Olympia Exhibition locals want 10pm nightlife curfew for hotels in £1.3billion redevelopment

A designer’s image of how the redevelopment will look (PR handout)
A designer’s image of how the redevelopment will look (PR handout)

People living near the soon to be revamped Olympia Exhibition Centre site are opposing proposals to give late licences to two nearby hotels.

Licences for the National and Emberton House hotels, which are described as being key to the £1.3billion scheme, are due to be decided by Hammersmith and Fulham Council on Wednesday April 17.

The hotels, to be run by CitizenM and Hyatt and which will have 350 rooms between them, want to sell alcohol around the clock to residents and “bona fide guests”, and from 7am to midnight for non-residents.

But the plans have been criticised by locals with one telling planners late opening “will incur noise, traffic and potential anti-social behaviour”.

The plans include a theatre on the site (PR handout)
The plans include a theatre on the site (PR handout)

They added: “The proposed opening hours are too extended and will create disruption to the rest and sleep of local residents from the people coming in and out of the venues, drivers and taxi services. The number of venues MUST be restricted and none of the licensed venues should operate beyond 10pm as per the nearby Westfield Shopping Center.”

Another said the requested hours would “create disruption to the rest and sleep of local residents”, partly due to the movement of people visiting the site.

“I find [it] extremely inconsiderate that Olympia are applying for such antisocial hours when they should be well aware of the rights and needs of local residents – which have been expressed many times at consultation meetings,” they wrote.

Due to be completed next year, the redevelopment will see the exhibition site turned into a major new arts and events space. The plans, approved by the council in 2019, include a 4,400-capacity live music venue, a new theatre, a Wetherby performing arts school and 14 restaurants and bars, plus office space.
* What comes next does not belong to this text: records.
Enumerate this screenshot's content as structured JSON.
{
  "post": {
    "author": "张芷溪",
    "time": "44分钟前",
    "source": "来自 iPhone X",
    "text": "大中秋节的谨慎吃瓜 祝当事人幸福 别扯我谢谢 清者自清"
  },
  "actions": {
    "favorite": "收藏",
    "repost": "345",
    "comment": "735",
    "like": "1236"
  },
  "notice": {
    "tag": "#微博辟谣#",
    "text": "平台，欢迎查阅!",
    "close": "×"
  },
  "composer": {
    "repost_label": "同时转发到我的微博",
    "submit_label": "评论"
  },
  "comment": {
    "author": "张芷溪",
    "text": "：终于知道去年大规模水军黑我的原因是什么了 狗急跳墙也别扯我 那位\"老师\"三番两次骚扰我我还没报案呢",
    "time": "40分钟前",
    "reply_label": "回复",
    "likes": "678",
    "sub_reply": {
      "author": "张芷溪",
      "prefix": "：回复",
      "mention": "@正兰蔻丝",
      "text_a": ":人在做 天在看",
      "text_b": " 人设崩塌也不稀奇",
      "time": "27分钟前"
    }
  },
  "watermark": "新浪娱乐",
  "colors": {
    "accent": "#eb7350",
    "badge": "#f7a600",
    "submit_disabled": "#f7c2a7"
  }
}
Planning documents show no major concerns were raised either by the local authority’s licensing team or the Met Police.

A spokesperson for Olympia said: “The arrival of two hotels at Olympia is a real positive for West London. It echoes our strong vision for how we can support Olympia’s heritage of hosting events that have helped drive the economy and entertained visitors for the last 138 years.

“It will be a huge boost to event organisers and their customers, as well as the visitors that we host. Both hotel operators are well-established and reputable and have experience managing hotels in residential areas and busy cities. In addition, we are building a world-class operational team to carefully manage the wider estate to keep any disruption to our neighbours to a minimum.”

The Olympia Exhibition Centre opened in 1886, and has hosted famous events including the First Great Horse Show, the Ideal Home Show, and London Comic Con.